Reason 2: I'm fortunate to live in a society where I have a choice in what I eat, and I believe when you're given a choice it's your moral duty to make an ethical decision. I disapprove of people who prioritise their own tastebuds over the human rights and dignity of tea-pickers (in fact, deliberately choosing not to drink fair trade tea or coffee is a good reason why some people will go to hell). So, if I have the choice, and I should make an ethical choice, surely the ethical choice is to not eat meat, on so many levels.
And then there's the third reason. As I've already said the farming industry is shabby and cheap. We'll feed animals dead animals and then watch people's brains turn to mush. We'll pump our chickens full of oestrogen and wonder why men are growing boobs. I've put on some weight, and my man-tits are getting weighty. But they've shrunk since I stopped eating chicken and turkey.
And finally, in New York we met up with Dan Piraro. He's an artist I respect and he's passionate about animal rights. We chatted a bit around the subject (he's a vegan) and much of what he said made sense, but unlike many vegetarian prosetelysers, he didn't try to put me on a guilt trip, he didn't try and disgust me by telling me jelly babies are made from horses' hooves, or that pork sausages are full of pig eyeballs, and he didn't judge me. And that convinced me you can be a vegetarian and not be a swivel-eyed loon.

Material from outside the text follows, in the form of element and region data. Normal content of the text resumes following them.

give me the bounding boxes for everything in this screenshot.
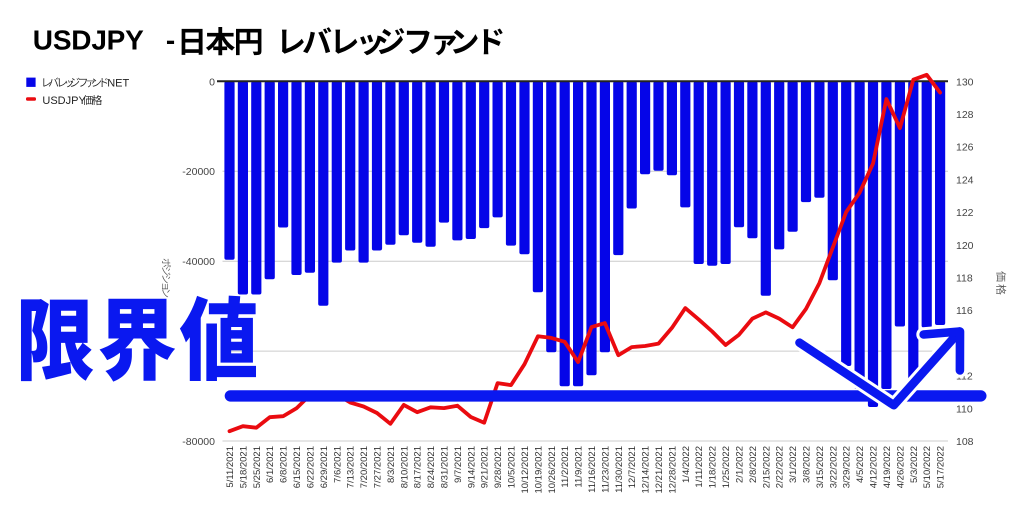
svg-text:9/7/2021: 9/7/2021 <box>453 446 464 483</box>
svg-text:126: 126 <box>956 142 974 154</box>
svg-text:10/5/2021: 10/5/2021 <box>507 446 518 488</box>
svg-text:122: 122 <box>956 207 974 219</box>
svg-text:1/18/2022: 1/18/2022 <box>708 446 719 488</box>
svg-text:8/3/2021: 8/3/2021 <box>386 446 397 483</box>
svg-text:110: 110 <box>956 403 973 415</box>
svg-text:5/25/2021: 5/25/2021 <box>252 446 263 488</box>
svg-text:6/22/2021: 6/22/2021 <box>305 446 316 488</box>
svg-text:9/21/2021: 9/21/2021 <box>480 446 491 488</box>
svg-text:USDJPY: USDJPY <box>33 25 144 56</box>
svg-text:5/18/2021: 5/18/2021 <box>238 446 249 488</box>
svg-text:5/17/2022: 5/17/2022 <box>936 446 947 488</box>
svg-text:6/29/2021: 6/29/2021 <box>319 446 330 488</box>
svg-text:-: - <box>166 25 175 56</box>
svg-text:2/1/2022: 2/1/2022 <box>735 446 746 483</box>
svg-text:8/10/2021: 8/10/2021 <box>399 446 410 488</box>
svg-text:-20000: -20000 <box>182 166 215 178</box>
svg-text:12/14/2021: 12/14/2021 <box>641 446 652 494</box>
svg-text:1/11/2022: 1/11/2022 <box>694 446 705 488</box>
svg-text:11/16/2021: 11/16/2021 <box>587 446 598 493</box>
svg-text:116: 116 <box>956 305 973 317</box>
svg-text:2/15/2022: 2/15/2022 <box>761 446 772 488</box>
svg-text:12/21/2021: 12/21/2021 <box>654 446 665 494</box>
svg-text:2/8/2022: 2/8/2022 <box>748 446 759 483</box>
svg-text:1/25/2022: 1/25/2022 <box>721 446 732 488</box>
svg-text:7/13/2021: 7/13/2021 <box>346 446 357 488</box>
svg-text:3/1/2022: 3/1/2022 <box>788 446 799 483</box>
svg-text:10/12/2021: 10/12/2021 <box>520 446 531 494</box>
svg-text:9/28/2021: 9/28/2021 <box>493 446 504 488</box>
svg-text:11/9/2021: 11/9/2021 <box>574 446 585 488</box>
svg-text:7/20/2021: 7/20/2021 <box>359 446 370 488</box>
svg-text:5/11/2021: 5/11/2021 <box>225 446 236 488</box>
svg-text:USDJPY: USDJPY <box>42 95 86 107</box>
svg-text:4/5/2022: 4/5/2022 <box>855 446 866 483</box>
svg-text:3/15/2022: 3/15/2022 <box>815 446 826 488</box>
svg-text:10/26/2021: 10/26/2021 <box>547 446 558 494</box>
svg-text:7/6/2021: 7/6/2021 <box>332 446 343 483</box>
svg-text:6/1/2021: 6/1/2021 <box>265 446 276 483</box>
svg-text:8/17/2021: 8/17/2021 <box>413 446 424 488</box>
svg-text:8/31/2021: 8/31/2021 <box>440 446 451 488</box>
svg-text:118: 118 <box>956 273 973 285</box>
svg-text:11/23/2021: 11/23/2021 <box>600 446 611 493</box>
svg-text:130: 130 <box>956 76 974 88</box>
svg-text:8/24/2021: 8/24/2021 <box>426 446 437 488</box>
svg-text:9/14/2021: 9/14/2021 <box>466 446 477 488</box>
svg-text:3/29/2022: 3/29/2022 <box>842 446 853 488</box>
svg-text:12/28/2021: 12/28/2021 <box>667 446 678 494</box>
svg-text:3/8/2022: 3/8/2022 <box>802 446 813 483</box>
svg-text:4/26/2022: 4/26/2022 <box>895 446 906 488</box>
svg-text:6/15/2021: 6/15/2021 <box>292 446 303 488</box>
svg-text:120: 120 <box>956 240 974 252</box>
svg-text:4/19/2022: 4/19/2022 <box>882 446 893 488</box>
svg-text:1/4/2022: 1/4/2022 <box>681 446 692 483</box>
svg-text:12/7/2021: 12/7/2021 <box>627 446 638 488</box>
svg-text:7/27/2021: 7/27/2021 <box>373 446 384 488</box>
svg-text:2/22/2022: 2/22/2022 <box>775 446 786 488</box>
svg-text:-80000: -80000 <box>182 436 215 448</box>
svg-text:4/12/2022: 4/12/2022 <box>869 446 880 488</box>
svg-text:10/19/2021: 10/19/2021 <box>533 446 544 494</box>
svg-text:124: 124 <box>956 174 974 186</box>
svg-text:11/2/2021: 11/2/2021 <box>560 446 571 488</box>
svg-text:11/30/2021: 11/30/2021 <box>614 446 625 493</box>
svg-text:3/22/2022: 3/22/2022 <box>828 446 839 488</box>
svg-text:6/8/2021: 6/8/2021 <box>279 446 290 483</box>
svg-text:128: 128 <box>956 109 974 121</box>
svg-text:NET: NET <box>107 78 129 90</box>
svg-text:5/10/2022: 5/10/2022 <box>922 446 933 488</box>
svg-text:108: 108 <box>956 436 974 448</box>
svg-text:-40000: -40000 <box>182 256 215 268</box>
svg-text:0: 0 <box>209 76 215 88</box>
svg-text:5/3/2022: 5/3/2022 <box>909 446 920 483</box>
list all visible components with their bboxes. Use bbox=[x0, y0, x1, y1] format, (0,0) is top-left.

Plus you have to look at the ridiculous things people say to justify eating meat:
1) Hitler was a vegetarian. No, he wasn't, unless vegetarians eat Bratwurst. But it is true he was prescribed a vegetarian diet in order to treat his chronic flatulence, presumably because his doctors wanted it to get worse...
2) The Bible says we should eat meat. Really? Who's got the theology degree here?
3) Biologically we're built to eat meat. I'm not a biologist, but I have seen proper carnivores and we don't look much like them. Sorry, at best we're omnivores. Like hedgehogs.
4) Vegetarians are weird. Well, I was weird a long time before I became a vegetarian. If you don't believe me go for a trip through my blog archives.